I stared at the packet.Fresh start in the city.The timeline was suspicious.

“If you need more?—”

“No, thank you. I’ll have the money sent your account in the morning,” I replied, voice strained.

He nodded and melted back into the ballroom’s edge. I stood alone; the carpet opening up to swallow me whole, holding a report that turned my world upside down.

If it’s mine, why didn’t she tell me?

If it’s not, why is she in my home?

Atlas’s joke—oh, God—what if Atlas was right?

No, she wouldn’t use me?—

But… if she was pregnant, then whatever happened, whatever the truth, everything between us was based on a web of deceit.

“Griffin.” Sam slid out of the shadows and startled me, clapping his hands. He clocked the report I held with a shit-eating grin. “Congratulations. Looks like she played you beautifully.”

“You overheard that?” What a snake in the grass he was.

“About our potential public disaster?” He smirked. “Face it, Griff. Small-town girl shows up before your IPO, says the right things, wins over your kid, and you—then bam! A secret baby comes to light, distracting you from properly leading the company into its biggest game yet. If I were your enemies, I’d call it a clean play.”

“You think someone hired her to disrupt—” I struggled with the image I had of her—a charming small-town woman with unmatched inner strength… or was she really a struggling woman willing to take a payout to bring me down. Then again, she wouldn’t need one of my enemies hiring her; I’d offered her five million. “No. I don’t believe it. She wouldn’t do that.”

“Wouldn’t what? Secure her future?” He lifted a brow. “A woman desperate for money and leverage? Anyone could steer that—DeSoto, Hawthorne, hell, any shark who’d love to see West Games bleed.”

The floor tilted, throwing my entire life off balance. The worst part? I agreed with him. But a sliver of hope still worked its way through the muck.

“Back off,” I warned. “I-I think I know her better than you.”

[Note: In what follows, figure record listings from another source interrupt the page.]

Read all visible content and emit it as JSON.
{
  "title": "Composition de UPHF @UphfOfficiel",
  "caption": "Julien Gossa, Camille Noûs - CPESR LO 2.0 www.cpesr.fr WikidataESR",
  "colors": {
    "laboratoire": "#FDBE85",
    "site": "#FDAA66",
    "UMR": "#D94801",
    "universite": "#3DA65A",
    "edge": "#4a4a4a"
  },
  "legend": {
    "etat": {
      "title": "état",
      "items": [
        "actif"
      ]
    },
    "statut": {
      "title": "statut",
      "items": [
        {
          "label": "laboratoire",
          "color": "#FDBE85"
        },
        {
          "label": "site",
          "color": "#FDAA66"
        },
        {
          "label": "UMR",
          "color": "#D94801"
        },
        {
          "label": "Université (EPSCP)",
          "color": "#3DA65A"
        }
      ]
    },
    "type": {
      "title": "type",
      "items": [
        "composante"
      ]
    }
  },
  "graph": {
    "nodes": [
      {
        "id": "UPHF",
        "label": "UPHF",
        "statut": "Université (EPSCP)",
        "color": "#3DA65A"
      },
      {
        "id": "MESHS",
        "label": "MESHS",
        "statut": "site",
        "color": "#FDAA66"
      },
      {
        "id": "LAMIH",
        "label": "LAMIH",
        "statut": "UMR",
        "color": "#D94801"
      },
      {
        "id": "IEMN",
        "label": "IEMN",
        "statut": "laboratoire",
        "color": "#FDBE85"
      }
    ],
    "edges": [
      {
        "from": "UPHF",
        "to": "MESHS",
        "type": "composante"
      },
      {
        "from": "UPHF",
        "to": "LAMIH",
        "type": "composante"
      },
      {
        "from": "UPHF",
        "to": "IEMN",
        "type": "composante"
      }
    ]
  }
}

He shrugged. “I know investors and public perception. Right now, she may play the part well in a red dress. But if this gets out it looks less like love and more like strategy.” His smile sharpened. “And you fell right into the trap. All this time you wasted on her instead of the IPO.”

I should’ve put him through the wall. Instead, I shoved past him, the papers folded in my fist, blood roaring in my ears. I returned to where I left her, but she wasn’t around.